How much of that information is actually available to our civilization as a whole? I think that’s what Sagan was counting. How much unique information is in our libraries accessible to all.

So about 10^23 bytes a year from that.

However, how much of that is redundant information?

Also I wouldn’t really put that as ‘quality’ information. Doesn’t quality of information play a role in this scale?

I guess I don’t know what counts as a ‘bit’ of information, or what role quality plays in that bit.

Now that reading a genome is becoming cheaper (it may drop to less than $1 in 15-20 years, at least hopefully if costs keep depreciating) that will open up an explosion of genomes being read. However if we end up collection 10^20 base pairs worth of information each year, I’m going to assume 95% of that will be redundant since you are mostly reading the same life forms.

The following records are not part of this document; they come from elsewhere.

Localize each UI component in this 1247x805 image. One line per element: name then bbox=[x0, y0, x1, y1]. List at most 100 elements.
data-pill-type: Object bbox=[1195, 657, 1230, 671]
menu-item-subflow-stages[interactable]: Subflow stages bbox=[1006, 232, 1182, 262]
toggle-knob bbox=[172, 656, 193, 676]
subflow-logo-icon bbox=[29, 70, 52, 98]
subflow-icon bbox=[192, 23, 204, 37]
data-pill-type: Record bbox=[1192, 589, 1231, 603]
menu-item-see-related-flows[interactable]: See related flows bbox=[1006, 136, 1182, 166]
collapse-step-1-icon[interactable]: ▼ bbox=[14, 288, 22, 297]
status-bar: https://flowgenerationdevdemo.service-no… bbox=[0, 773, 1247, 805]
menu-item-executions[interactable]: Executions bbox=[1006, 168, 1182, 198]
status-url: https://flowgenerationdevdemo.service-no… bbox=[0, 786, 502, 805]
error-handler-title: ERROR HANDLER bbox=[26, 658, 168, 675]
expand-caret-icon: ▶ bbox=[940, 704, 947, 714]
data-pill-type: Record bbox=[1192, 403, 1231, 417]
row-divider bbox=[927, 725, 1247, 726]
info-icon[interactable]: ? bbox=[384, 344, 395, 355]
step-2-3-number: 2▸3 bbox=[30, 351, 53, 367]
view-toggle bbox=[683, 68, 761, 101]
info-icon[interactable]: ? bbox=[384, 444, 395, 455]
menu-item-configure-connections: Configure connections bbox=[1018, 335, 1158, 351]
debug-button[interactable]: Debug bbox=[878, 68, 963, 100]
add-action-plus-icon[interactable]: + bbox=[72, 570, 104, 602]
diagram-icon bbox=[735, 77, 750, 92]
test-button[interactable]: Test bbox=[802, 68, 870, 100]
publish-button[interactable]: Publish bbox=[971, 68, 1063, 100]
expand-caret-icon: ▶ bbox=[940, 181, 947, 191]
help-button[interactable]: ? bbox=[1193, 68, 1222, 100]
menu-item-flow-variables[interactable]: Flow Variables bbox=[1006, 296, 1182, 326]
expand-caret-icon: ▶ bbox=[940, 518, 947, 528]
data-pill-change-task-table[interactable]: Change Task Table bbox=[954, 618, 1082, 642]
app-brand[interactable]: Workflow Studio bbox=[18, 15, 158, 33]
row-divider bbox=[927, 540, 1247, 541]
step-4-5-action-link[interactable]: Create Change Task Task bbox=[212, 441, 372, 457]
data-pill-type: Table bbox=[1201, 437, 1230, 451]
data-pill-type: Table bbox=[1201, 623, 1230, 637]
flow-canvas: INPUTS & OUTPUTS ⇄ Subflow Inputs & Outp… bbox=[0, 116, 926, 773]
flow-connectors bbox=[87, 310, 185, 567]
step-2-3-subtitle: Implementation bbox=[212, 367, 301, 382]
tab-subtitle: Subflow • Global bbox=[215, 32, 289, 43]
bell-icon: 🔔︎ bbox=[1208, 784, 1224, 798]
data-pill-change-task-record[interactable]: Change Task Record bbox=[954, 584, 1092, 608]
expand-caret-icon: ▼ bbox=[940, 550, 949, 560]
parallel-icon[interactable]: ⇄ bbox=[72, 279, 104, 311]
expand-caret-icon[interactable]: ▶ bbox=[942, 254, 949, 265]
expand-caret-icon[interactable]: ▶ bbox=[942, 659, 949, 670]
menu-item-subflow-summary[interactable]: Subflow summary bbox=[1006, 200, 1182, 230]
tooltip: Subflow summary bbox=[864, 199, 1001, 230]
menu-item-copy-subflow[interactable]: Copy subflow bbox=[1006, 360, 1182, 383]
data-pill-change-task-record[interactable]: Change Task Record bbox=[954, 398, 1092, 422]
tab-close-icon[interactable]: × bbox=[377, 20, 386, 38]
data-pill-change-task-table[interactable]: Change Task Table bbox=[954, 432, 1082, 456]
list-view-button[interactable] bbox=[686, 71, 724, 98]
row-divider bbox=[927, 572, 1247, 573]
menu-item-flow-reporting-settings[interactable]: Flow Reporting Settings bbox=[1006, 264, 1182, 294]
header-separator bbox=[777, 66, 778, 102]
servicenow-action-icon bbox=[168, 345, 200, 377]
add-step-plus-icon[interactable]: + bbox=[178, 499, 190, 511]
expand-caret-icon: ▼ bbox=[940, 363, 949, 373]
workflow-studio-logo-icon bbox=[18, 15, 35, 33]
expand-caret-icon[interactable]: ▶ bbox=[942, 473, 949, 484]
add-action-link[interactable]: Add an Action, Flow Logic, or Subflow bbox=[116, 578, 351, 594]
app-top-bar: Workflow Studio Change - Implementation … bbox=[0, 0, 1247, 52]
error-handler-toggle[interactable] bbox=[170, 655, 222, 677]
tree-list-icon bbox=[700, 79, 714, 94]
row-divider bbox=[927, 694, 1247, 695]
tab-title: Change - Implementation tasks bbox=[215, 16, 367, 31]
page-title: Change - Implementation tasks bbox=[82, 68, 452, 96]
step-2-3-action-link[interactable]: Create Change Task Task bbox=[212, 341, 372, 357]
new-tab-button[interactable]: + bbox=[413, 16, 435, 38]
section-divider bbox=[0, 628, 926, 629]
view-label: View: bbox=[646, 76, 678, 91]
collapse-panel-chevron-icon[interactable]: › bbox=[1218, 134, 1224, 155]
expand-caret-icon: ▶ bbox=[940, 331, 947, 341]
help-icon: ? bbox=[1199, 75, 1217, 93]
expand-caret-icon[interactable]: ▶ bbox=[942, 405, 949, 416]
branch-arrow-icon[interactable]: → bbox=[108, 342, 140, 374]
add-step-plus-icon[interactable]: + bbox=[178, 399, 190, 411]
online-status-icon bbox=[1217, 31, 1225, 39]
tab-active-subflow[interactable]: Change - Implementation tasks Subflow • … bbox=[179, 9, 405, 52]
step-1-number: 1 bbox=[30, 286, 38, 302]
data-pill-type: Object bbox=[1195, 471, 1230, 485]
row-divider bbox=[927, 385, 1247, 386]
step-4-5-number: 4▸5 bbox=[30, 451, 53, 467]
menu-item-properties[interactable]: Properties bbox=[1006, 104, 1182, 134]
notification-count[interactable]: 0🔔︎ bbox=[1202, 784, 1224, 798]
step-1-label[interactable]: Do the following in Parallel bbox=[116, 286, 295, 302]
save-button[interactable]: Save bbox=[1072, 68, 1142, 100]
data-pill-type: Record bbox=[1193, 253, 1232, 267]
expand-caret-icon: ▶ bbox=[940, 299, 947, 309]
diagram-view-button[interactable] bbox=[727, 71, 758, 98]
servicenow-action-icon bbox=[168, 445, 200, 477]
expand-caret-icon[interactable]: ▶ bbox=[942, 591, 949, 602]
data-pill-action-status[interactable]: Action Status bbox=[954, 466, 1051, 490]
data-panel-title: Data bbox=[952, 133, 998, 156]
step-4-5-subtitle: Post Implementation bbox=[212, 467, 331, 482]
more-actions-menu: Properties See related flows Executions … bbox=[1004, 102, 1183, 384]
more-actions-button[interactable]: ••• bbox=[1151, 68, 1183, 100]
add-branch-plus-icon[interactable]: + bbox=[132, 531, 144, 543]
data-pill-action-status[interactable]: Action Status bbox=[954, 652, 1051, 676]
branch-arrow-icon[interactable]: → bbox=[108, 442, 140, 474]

There’s a whole series on all Information Mastery stages A to Z on YouTube under the group Critically Selected. Here’s a link Information Mastery (Alternate Kardashev Scale) | Introduction - YouTube According to the group, it’s where each individual in Stage A begins with 10^6, which CS (both Critically Selected and Carl Sagan) relates to the 20 questions a person can ask to find out about something, so the individual starts with basically 10^6 or 1 million known objects/concepts from the 20 questions game, even though yes the game didn’t exist in prehistoric times. Basically H was like 1970s stage, and ours would be a Civilization I (as in letter i not I in Roman Numerals). They have like a 3-4 minute video for each stage if you’re interested.